Baca: 5 Rekomendasi Hasil Evaluasi Haji 2025
Berdasarkan perhitungan, kebutuhan dana untuk 203.320 jemaah reguler mencapai SAR 627,24 juta. Karena itu, DPR meminta BPKH segera melakukan pembayaran uang muka sebelum terbitnya Keputusan Presiden mengenai penetapan BPIH.
Marwan menegaskan, mekanisme penggunaan dana tetap harus sesuai aturan, yaitu UU No. 8 Tahun 2019 tentang Penyelenggaraan Ibadah Haji dan Umrah serta Perpres No. 154 Tahun 2024 tentang Badan Penyelenggara Haji.

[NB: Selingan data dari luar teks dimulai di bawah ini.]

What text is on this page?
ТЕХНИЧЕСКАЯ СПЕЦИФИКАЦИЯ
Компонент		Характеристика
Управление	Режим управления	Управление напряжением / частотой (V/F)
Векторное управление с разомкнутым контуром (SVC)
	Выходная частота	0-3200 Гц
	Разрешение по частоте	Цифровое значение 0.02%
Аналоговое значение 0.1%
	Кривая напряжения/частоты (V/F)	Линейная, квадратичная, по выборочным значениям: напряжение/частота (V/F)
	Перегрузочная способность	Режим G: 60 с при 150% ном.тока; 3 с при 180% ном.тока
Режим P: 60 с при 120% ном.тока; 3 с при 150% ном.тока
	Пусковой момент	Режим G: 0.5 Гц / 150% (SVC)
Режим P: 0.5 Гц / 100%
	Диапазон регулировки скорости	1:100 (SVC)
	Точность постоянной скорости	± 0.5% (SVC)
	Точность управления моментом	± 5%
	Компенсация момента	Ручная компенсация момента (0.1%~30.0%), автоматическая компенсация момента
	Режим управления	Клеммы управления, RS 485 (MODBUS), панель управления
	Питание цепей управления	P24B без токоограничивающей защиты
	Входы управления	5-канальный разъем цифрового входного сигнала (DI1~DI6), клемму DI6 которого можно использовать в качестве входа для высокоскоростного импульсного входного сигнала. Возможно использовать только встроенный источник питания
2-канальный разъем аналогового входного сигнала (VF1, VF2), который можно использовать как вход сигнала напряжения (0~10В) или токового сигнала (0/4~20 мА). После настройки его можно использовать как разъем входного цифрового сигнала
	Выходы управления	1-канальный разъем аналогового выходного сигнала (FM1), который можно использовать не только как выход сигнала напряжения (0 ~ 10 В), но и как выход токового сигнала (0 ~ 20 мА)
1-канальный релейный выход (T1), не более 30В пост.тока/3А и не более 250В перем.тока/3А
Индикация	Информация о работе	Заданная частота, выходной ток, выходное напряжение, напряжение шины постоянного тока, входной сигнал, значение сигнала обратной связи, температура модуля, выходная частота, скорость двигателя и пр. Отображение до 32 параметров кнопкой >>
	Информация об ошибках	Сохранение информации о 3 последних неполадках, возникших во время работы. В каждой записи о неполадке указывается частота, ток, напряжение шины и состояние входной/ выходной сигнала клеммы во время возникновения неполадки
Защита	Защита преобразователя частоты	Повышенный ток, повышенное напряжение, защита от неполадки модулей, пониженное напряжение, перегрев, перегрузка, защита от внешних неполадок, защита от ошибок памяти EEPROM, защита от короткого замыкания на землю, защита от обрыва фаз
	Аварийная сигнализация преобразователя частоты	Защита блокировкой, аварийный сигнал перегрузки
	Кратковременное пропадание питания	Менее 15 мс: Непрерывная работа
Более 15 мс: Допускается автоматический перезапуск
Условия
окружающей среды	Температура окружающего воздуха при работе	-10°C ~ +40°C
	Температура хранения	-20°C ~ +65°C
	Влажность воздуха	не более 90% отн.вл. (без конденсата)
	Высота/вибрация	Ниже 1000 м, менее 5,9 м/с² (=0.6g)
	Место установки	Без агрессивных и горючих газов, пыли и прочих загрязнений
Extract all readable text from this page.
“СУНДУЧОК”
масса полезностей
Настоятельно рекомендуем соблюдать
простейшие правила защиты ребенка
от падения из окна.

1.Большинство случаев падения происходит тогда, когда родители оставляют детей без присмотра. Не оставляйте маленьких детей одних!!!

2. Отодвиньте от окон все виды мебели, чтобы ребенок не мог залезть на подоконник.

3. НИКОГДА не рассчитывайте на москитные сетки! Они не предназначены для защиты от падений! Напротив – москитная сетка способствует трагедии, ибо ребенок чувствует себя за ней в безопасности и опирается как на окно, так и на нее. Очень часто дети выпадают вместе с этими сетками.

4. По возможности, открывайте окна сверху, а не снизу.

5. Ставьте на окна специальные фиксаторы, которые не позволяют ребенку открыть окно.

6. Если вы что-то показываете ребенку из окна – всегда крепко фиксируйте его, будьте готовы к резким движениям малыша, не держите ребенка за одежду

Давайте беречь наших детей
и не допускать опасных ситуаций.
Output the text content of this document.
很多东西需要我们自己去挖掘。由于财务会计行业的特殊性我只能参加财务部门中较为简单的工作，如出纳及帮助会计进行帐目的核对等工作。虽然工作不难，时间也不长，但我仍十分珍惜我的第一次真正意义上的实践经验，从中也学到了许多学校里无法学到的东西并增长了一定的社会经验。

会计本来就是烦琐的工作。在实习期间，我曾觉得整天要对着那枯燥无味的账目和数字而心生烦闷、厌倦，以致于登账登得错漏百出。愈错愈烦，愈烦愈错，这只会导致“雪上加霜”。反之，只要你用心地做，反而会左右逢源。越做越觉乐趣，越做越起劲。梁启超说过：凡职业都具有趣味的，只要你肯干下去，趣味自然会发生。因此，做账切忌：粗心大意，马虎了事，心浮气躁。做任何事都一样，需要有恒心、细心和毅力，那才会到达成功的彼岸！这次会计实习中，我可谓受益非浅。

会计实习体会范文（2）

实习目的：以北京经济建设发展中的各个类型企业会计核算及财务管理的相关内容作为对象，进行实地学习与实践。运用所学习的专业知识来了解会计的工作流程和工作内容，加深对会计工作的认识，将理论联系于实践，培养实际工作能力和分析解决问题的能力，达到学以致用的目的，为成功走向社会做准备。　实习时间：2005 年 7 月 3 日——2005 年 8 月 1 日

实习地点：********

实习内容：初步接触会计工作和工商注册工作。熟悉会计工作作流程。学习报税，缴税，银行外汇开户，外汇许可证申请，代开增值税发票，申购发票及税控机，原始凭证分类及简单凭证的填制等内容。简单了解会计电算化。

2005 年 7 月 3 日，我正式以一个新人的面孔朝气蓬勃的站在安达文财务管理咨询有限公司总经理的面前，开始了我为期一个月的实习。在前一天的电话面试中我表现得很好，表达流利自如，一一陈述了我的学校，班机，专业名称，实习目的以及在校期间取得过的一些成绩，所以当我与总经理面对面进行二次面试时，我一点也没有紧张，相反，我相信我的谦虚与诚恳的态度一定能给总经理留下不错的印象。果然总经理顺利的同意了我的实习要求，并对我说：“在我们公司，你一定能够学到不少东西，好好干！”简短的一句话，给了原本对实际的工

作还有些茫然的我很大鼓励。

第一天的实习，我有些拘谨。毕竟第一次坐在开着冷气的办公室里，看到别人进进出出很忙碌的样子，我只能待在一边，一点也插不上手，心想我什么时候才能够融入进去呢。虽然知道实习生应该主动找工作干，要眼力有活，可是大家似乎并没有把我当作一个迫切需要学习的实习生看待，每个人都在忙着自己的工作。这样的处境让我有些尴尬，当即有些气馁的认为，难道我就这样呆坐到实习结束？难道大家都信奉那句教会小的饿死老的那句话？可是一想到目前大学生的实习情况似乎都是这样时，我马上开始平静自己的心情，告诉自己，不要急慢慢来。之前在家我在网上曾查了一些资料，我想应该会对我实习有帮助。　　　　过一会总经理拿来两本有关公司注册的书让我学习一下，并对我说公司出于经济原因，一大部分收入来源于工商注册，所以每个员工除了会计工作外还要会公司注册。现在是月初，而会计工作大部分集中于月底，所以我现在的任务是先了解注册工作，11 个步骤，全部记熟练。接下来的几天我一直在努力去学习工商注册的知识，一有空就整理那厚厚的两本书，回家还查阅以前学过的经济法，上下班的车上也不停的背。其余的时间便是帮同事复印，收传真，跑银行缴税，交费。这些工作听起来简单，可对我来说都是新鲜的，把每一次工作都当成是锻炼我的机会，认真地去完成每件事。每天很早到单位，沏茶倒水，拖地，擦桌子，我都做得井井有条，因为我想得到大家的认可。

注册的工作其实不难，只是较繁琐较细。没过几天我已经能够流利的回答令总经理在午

“Penggunaan dan pertanggungjawaban dana harus dilaksanakan bersama Kemenag dan BPH, dengan sistem yang akuntabel, transparan, sesuai prinsip syariah dan tata kelola negara,” tambahnya.
Menag: Demi kenyamanan jemaah
Menteri Agama, Prof. Dr. KH Nasaruddin Umar menyambut baik kebijakan ini. Ia menilai pembayaran uang muka bersifat mendesak agar jemaah haji Indonesia tidak kehilangan posisi strategis di Armuzna.
“Indonesia merupakan negara dengan jumlah jemaah terbesar. Jika terlambat melakukan pembayaran, risiko yang muncul adalah jemaah ditempatkan di lokasi yang jauh, padat, dan minim fasilitas,” ujar Menag.
Ia menekankan bahwa keterlambatan juga dapat berdampak pada citra diplomasi Indonesia di mata internasional. “Sebagai pengirim jemaah terbesar, jika kita tak mampu memenuhi kewajiban tepat waktu, akan muncul persepsi negatif dari Pemerintah Arab Saudi maupun negara lain,” tambahnya.
Meski begitu, pemerintah tetap mengedepankan prinsip kehati-hatian. Menag menjelaskan, perhitungan dana uang muka dilakukan berdasarkan rerata biaya pada tahun-tahun sebelumnya.
“Kami tidak ingin membebani anggaran, tapi memastikan ada kepastian dana untuk kebutuhan paling mendesak,” ungkapnya.